The clinic, which is the first in Europe, has been set up inside the Waldfriede Hospital in Berlin.

It is headed by French gynaecological surgeon Roland Scherer, who has already carried out reconstructive surgery on around 5,000 women.

The first patients have already arrived at the clinic. One of them, 34-year-old Senait Demisse from Ethiopia, told a harrowing story of how she was mutilated: “When it happened I was with three other girls. There were two older ones and they did it to them first. I was standing and watching on the corner. I only remember a bit, when the girl was bleeding. And I ran away but they caught me, and after that I don’t remember anything. I must have fainted or something.”

The Desert Flower Foundation, named after Dirie’s autobiography, plans to open more medical centres to treat victims of FGM next year in Europe, Africa, Asia and the US.

FGM is still widely practised in 28 countries across Africa, Asia, the Middle East as well as within immigrant communities in other countries.

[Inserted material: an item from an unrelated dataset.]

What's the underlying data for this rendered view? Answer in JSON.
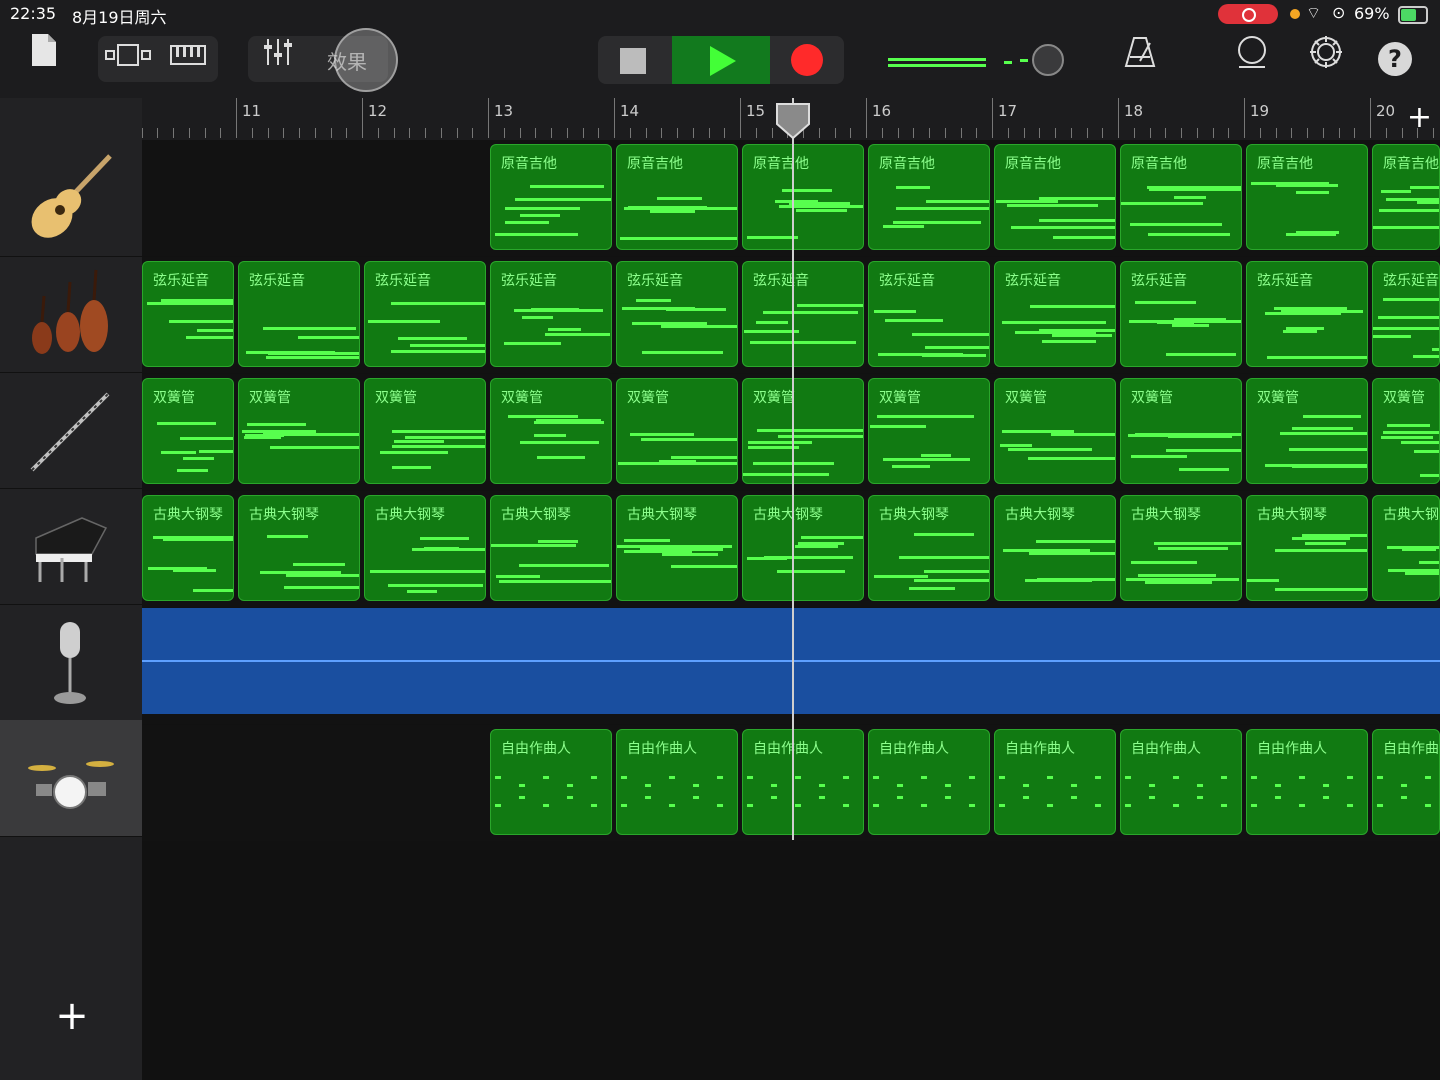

Waris Dirie, who is the United Nations Special Ambassador for the elimination of Female Genital Mutilation, explained why the clinic is needed: “We watch these women suffer, they suffer when they make love, they suffer when they are giving birth, they suffer all this. I don’t understand why in the name of God… Whoever made this up was the most cruel human being who ever existed on the planet. But the worst part is that even today, this still goes on.”

Worldwide, around 140 million women and girls are living with the effects of FGM and it is estimated that every day around 8,000 girls are still subjected to the procedure.